Luciene: O Mobral foi o primeiro experimento com os pretos, com os velhos, com os pobres. Tem menos de 100 anos. Eu mesma não tenho pleno domínio da língua portuguesa, mas tenho a ousadia de lidar com ela. Tive em casa o exemplo da minha mãe, do meu pai, dos meus irmãos. Todos nós líamos, de jornal a quadrinhos. A gente morava muito dentro do Pantanal, na última estação do trem, em Ladário. Era o embarque e desembarque de gado da região. Ali abriu uma escolinha municipal e já entrei com 5 anos alfabetizada. Eu lia até caixa de Kolynos.

Mahon: Preto, negro ou afrodescendente? Faz diferença?

Luciene: É tudo gente. Não adianta chamar de “afrodescendente” e tratar como cachorro. Pode chamar de “afrodescendente da silva” e fazer de empregado. A gente tem desejo, mas é escravo de uma cegueira. Como disse no poema, o meu país é pardo. Esses pretos vão comer japonês, vão entrar em todos os lugares. Para mim, não faz a menor diferença como chamam o preto. O que eu quero é a diferença, a diferença de ser tratada como igual. Ninguém te chama de “branco”, por exemplo. Pessoalmente, pode me chamar de “Dona”, como o nome do meu livro. Só Dona. Já está bom. Numa certa ocasião, onde havia muitos acadêmicos, chamaram todos de imortais, mas a mim, de Luciene. Se houver muita dificuldade, podem me chamar pelo título que conquistei – de imortal.

Mahon: Literatura mato-grossense ou, como diz o Mário César Leite, literatura brasileira produzida em Mato Grosso?

Luciene: Eu prefiro literatura. Somente. Gosto muito do Mário César. Ele é passarinho. É o tipo de crítico que carrega sementes. O que não suporto é o crítico que quer fazer política, que quer fazer a desconstrução do poema, que quer se meter a besta de se fazer em cima do escritor. Não quero saber do crítico. Não quero ter o saco cheio. Estou muito ocupada produzindo. Tem pessoas amargas que acham que o trabalho delas é maior do que o do escritor. O Mário César colabora, é uma pessoa leve.

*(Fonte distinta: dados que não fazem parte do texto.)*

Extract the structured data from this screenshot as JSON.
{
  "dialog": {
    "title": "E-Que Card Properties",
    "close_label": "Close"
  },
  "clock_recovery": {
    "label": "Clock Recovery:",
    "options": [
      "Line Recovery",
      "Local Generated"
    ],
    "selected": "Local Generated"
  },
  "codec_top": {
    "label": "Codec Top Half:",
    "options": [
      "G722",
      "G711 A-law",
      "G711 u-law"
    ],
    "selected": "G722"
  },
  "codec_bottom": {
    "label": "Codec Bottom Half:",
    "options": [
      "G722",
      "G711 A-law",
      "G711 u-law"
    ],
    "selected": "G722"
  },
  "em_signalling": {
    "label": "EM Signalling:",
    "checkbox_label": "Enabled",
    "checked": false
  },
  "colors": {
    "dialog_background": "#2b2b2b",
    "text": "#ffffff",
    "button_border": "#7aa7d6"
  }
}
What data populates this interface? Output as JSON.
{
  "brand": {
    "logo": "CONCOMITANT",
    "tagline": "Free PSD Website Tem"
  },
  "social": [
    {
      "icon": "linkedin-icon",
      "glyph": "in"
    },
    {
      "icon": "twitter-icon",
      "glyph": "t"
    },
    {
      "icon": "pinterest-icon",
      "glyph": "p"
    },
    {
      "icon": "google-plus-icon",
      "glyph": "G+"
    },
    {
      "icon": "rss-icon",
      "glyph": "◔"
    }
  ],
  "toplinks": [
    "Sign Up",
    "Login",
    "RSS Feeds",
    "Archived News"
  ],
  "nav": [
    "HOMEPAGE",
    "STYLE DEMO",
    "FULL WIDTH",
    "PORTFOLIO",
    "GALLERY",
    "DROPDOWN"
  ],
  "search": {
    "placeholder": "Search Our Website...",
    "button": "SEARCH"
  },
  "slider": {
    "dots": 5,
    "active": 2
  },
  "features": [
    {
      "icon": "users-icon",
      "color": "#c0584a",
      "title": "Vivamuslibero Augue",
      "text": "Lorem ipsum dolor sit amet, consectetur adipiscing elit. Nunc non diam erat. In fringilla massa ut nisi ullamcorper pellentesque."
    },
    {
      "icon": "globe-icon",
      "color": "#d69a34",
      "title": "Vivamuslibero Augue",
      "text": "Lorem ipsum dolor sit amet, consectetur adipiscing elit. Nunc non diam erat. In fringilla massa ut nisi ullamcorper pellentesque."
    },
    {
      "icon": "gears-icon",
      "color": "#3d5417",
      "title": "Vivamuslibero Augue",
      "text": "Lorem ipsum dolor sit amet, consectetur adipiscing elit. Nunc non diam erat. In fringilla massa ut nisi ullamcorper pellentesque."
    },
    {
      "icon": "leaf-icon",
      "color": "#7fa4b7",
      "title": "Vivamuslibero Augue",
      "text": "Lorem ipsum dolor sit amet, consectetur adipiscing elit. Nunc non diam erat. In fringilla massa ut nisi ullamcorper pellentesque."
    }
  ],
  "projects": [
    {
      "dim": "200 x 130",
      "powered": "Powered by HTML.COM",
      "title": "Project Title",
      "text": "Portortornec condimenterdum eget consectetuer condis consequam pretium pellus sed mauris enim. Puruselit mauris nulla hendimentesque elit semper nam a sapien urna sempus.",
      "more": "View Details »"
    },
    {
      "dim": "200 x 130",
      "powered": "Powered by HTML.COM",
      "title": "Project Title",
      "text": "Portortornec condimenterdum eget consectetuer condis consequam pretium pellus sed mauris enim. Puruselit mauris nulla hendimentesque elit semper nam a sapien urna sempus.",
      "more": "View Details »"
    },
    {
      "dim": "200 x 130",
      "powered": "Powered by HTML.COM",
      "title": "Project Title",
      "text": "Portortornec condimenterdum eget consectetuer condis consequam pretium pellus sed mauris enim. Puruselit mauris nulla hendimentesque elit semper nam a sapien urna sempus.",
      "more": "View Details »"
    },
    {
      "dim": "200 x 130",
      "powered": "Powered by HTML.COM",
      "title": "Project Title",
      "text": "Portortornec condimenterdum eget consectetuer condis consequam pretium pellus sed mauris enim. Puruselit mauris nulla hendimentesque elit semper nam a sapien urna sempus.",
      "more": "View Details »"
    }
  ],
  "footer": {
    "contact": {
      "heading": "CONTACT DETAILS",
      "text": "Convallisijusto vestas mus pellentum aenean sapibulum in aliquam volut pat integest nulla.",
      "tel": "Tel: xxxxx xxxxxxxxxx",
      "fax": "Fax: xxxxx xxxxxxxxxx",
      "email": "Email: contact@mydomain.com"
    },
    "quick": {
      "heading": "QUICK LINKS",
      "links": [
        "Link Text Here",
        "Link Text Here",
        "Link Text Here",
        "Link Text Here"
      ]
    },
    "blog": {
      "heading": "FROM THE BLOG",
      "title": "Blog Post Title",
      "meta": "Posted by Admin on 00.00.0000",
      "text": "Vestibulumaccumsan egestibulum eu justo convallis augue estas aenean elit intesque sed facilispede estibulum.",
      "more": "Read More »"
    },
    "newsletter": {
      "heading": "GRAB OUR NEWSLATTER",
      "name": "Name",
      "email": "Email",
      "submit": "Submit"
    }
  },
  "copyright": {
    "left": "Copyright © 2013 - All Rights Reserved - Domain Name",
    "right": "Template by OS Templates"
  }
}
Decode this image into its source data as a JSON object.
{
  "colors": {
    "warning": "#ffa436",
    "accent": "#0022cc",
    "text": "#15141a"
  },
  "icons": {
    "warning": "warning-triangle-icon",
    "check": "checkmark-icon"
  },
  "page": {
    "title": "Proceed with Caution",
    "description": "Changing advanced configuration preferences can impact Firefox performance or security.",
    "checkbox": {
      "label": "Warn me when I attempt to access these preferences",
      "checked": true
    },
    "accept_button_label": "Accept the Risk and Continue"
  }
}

Bem, se o Mário César chama assim a literatura daqui, eu vou ficar com a versão dele! Eu estou ocupada escrevendo, declamando. Quero conquistar leitores com o ouvido. Preciso de tempo pra fazer tudo isso.

Mahon: O que é a poesia?

Luciene: Minha poesia é uma salvação e uma celebração. Fiz essa opção de vida: viver exclusivamente de literatura. Faz sentido. É o melhor de mim. Assumi essa trajetória, ainda que seja penoso. Me chamaram de louca nesta cidade. Mas escolhi viver assim. É a opção de ter o telhado mal ajambrado, sempre pronto para o concerto. Eu vivo do show, eu vivo do livro. Foi por isso que achei tão bom entrar na Academia. No momento da posse, quando falei a história dos meus antecessores e pensei em mim, me senti guardada, me senti protegida. Eu sou da literatura!